Millions of Africans continue to experience some of the world's worst standards of living Keystone

Extreme poverty has declined in Asia over the past 25 years but has grown steadily in Africa, where nearly 65 per cent of the population lives on less than a dollar, a new UN report says.

Issued on Tuesday by the UN Conference on Trade and Development (UNCTAD), the report also warns that poverty is set to increase around the world by 30 per cent – up from 307 million today to 420 million by 2015.

Switzerland backed the report’s primary conclusion – that encouraging economic growth was the best way of combating poverty, but only if it happens within the right framework.

The international community has agreed to a goal of halving extreme poverty by 2015.

Poverty trap

“This poverty trap is not intractable,” said report author, Charles Gore.

“But it has to be the kind of growth that raises average household income and consumption.”

Gore said the average per capita consumption of the world’s least developed countries (LDPs) remains just 57 cents per day.

Gore said the current system promoted by the international financial institutions was too much like the structural adjustment policies of the 1990s, placing too much emphasis on short-term stabilisation and not enough on long-term development.

“The current approach assumes that these countries are not being integrated into the world economy, so efforts are being directed towards integration rather than mechanisms for growth.”

He says that exports and imports contribute a similar amount to the GDP of LDPs as they do in industrialized countries. The problem is less a question of integration in the global marketplace, and more an over-reliance on certain commodities, which continue to loose their relative value.

Diversification

The Swiss government agrees: “More effort needs to be made in incorporating trade policies into overall development strategy,” said Michel Mordasini, deputy head of the Development and Transition Department at the State Secretariat for Economic Affairs (Seco).

He told swissinfo that Switzerland wanted to help the poorest countries to formulate their own trade strategies, encourage them to diversify their exports and campaign for greater market access.

Mordasini said Switzerland agreed with UNCTAD on the need for growth, but differed on the question of macroeconomic stabilisation.

“We want to contribute to rapid economic growth, through private investment, market forces and integration in the world economy,” Mordasini says.

“But we believe that discipline in public finance management is a crucial precondition for establishing the necessary framework for the development of the private sector and expansion of trade.”

Aid targets

Economic growth and investment are not the only way of combating poverty, of course. UNCTAD, like the rest of the UN system would like to see a big increase in official development aid (ODA). The trend, however, has reflected a dramatic drop in real terms.

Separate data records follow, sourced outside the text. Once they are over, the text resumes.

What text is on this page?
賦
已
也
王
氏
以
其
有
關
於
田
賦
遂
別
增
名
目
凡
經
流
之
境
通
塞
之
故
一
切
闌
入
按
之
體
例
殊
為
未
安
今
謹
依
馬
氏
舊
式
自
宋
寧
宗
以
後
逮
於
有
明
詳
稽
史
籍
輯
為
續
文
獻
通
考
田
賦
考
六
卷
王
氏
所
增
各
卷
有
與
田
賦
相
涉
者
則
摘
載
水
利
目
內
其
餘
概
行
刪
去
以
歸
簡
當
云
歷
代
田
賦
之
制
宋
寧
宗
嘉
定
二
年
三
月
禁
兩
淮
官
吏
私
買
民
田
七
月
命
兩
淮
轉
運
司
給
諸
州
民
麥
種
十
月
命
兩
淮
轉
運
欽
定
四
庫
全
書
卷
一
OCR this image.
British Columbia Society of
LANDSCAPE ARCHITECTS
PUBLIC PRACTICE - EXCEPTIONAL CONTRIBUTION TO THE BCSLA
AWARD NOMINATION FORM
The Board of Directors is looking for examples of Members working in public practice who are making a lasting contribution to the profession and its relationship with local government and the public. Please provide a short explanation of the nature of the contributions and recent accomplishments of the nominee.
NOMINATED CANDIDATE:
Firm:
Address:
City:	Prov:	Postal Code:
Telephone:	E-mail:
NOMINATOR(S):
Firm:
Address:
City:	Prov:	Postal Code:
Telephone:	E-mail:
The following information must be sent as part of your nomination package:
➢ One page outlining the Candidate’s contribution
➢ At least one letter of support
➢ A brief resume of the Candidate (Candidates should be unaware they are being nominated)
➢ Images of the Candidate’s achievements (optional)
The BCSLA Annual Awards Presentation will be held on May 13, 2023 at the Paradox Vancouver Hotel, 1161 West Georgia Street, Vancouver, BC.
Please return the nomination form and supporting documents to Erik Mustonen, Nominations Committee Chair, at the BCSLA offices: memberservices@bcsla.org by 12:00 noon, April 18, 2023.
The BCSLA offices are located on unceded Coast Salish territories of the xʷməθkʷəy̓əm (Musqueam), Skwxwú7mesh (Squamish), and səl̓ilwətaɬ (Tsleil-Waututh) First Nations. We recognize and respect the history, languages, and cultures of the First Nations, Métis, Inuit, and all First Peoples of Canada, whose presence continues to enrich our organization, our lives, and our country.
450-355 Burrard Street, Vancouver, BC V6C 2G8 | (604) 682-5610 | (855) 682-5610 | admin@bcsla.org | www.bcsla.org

“Aid in 2000, in real per capital terms, was 46 per cent of what it was in 1990. A doubling of aid would merely mean a return to 1990 levels,” Gore says.

Only a handful of industrialised countries have succeeded in meeting the UN target of giving at least 0.7 per cent of GDP in ODA. Switzerland is not one of them, even if it ranks seventh in the list of OECD contributors.

On Monday, the Swiss Agency for Development and Cooperation (SDC) and Seco announced that in 2001, ODA had remained static at 0.34 per cent of gross national product (GNP). They concluded that “the goal of the federal government to reach 0.4% of GNP by 2010 is still a long way off”.

While a jump from 0.34 to 0.4 per cent might appear relatively small, Mordasini says it would actually require an annual increase in the overall development budget of over six per cent.